Pues bien, siguiendo lo que hoy nos dice san Pablo, podemos ahorrarnos buena parte de ese proceso purificador del Purgatorio si ya, en esta vida, nos preocupamos por madurar interiormente, dejando de lado el «hombre viejo» –esclavo del pecado– para transformarnos en un «hombre nuevo» –que vive el Evangelio–. Para ello es imprescindible que le pidamos a Dios que nos envíe su gracia santificadora. Así, al morir, nos encontrará bastante –o totalmente– preparados para ir al Cielo.

Madurar espiritualmente en nuestra vida terrena puede en ocasiones exigirnos dolor y sacrificio, pero, sobre todo, nos va a permitir disfrutar, ahora, de un pequeño anticipo de la felicidad divina que disfrutan los que están en el Cielo. Y sabemos que esto es así gracias al testimonio de los santos. Sus edificantes vidas nos muestran que lo que uno pueda llegar a sufrir para purificarse interiormente no es nada en comparación con la felicidad que se experimenta en esta vida al alcanzar la santidad. Se trata de una felicidad generosa, que se comparte con los demás. Porque la principal cualidad de los santos no es el sufrimiento, sino la alegría. ¿Conocen algún santo triste?

Quizás alguien pueda decir: «Vale, eso suena muy bien, pero yo estoy tan mal, mi vida está tan hundida, que me siento incapaz de recuperarme». Ciertamente, todos nosotros, de un modo u otro, antes o después, hemos pasado o pasaremos por una situación difícil, porque es ley de vida tener altibajos. Pues bien, precisamente el texto de las Lamentaciones y el Salmo que hemos escuchado ponen voz a esas personas que pasan por un mal momento. Y nos hacen ver que, por muy hundida que esté nuestra vida, o por muy graves que sean los pecados que hemos cometido, siempre podemos confiar en la misericordia de Dios.

Esa es nuestra esperanza: que Dios nos trata con misericordia y nos rescata del mal si nos ponemos en sus manos. Por muy malos que creamos ser, Dios siempre nos tiene guardado un lugar en el Cielo, y no sólo allí: también aquí nos tiene reservado un lugar para estar con nosotros –ahora– en lo más hondo de nuestro corazón.

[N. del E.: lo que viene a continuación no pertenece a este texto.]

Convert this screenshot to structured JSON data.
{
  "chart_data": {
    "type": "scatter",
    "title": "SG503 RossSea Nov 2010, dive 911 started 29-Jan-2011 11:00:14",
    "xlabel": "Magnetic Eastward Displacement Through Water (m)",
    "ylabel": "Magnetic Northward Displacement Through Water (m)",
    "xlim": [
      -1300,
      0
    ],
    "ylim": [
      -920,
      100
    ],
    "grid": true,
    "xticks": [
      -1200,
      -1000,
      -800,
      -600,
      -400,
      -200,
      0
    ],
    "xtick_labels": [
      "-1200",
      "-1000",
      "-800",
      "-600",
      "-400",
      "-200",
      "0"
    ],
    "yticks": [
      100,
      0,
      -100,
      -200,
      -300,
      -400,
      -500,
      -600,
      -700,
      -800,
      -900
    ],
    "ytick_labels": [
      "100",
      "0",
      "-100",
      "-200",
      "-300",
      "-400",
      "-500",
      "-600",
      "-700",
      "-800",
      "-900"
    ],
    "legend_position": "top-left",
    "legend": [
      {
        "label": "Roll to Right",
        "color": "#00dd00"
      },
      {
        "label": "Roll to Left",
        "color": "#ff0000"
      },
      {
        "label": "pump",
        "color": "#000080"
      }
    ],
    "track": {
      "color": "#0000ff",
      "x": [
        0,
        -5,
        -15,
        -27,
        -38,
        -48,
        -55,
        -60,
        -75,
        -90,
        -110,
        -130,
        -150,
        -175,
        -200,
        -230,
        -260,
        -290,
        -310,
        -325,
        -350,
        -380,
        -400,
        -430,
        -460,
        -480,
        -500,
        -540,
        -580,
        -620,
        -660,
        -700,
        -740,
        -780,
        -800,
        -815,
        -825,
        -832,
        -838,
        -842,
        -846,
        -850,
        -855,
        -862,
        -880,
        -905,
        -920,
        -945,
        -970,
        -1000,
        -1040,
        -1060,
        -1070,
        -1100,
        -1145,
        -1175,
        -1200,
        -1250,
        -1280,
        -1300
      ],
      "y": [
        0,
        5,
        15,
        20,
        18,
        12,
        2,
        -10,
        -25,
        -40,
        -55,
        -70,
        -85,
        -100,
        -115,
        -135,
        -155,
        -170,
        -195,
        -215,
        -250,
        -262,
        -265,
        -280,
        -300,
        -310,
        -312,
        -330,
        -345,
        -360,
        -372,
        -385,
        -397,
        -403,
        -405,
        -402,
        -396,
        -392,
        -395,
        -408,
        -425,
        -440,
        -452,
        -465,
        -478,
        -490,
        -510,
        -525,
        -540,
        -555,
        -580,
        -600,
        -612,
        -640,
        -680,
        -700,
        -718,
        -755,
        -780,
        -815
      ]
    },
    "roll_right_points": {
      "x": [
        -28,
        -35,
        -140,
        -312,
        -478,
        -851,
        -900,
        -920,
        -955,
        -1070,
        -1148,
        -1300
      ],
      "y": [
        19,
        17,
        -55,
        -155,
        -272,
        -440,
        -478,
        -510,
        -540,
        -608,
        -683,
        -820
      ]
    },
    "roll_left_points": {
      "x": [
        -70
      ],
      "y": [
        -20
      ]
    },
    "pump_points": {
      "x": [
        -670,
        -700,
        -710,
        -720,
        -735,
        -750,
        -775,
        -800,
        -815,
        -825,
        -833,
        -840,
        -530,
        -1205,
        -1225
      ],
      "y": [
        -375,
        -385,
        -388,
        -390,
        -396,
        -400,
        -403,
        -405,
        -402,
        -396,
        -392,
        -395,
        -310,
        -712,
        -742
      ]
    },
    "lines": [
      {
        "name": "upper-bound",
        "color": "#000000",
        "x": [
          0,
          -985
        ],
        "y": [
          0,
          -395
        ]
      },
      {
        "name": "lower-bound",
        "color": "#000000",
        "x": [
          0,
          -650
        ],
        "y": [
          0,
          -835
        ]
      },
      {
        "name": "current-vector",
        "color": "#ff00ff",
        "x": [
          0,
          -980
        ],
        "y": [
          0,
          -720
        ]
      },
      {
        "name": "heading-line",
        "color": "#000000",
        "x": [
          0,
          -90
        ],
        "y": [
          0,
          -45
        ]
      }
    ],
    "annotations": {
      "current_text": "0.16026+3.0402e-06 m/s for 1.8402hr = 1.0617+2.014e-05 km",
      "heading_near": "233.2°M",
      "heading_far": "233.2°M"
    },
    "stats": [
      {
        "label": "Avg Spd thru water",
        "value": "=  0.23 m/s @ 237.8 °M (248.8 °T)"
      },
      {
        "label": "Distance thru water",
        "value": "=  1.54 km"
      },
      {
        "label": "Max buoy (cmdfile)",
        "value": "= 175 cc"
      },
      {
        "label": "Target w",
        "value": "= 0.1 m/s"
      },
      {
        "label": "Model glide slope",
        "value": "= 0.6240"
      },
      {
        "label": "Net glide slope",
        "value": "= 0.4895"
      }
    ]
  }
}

En los momentos de tristeza y angustia, recojámonos interiormente y entremos en la intimidad de nuestro corazón. Acerquémonos a Cristo y dejemos que nos abrace y nos purifique con su amor. Es una experiencia dura –como toda purificación–, pero sobre todo consoladora. Así lo narra san Juan de la Cruz:

¡Oh llama de amor viva,
que tiernamente hieres
de mi alma en el más profundo centro!

Eso es, precisamente, lo que están ahora experimentando los fieles difuntos en el Purgatorio. Por ellos celebramos esta Eucaristía, para que se consuma cuanto antes su plena unión con Dios.

Dios te bendice oramos: Credo, Padrenuestro, Avemaría, Gloria.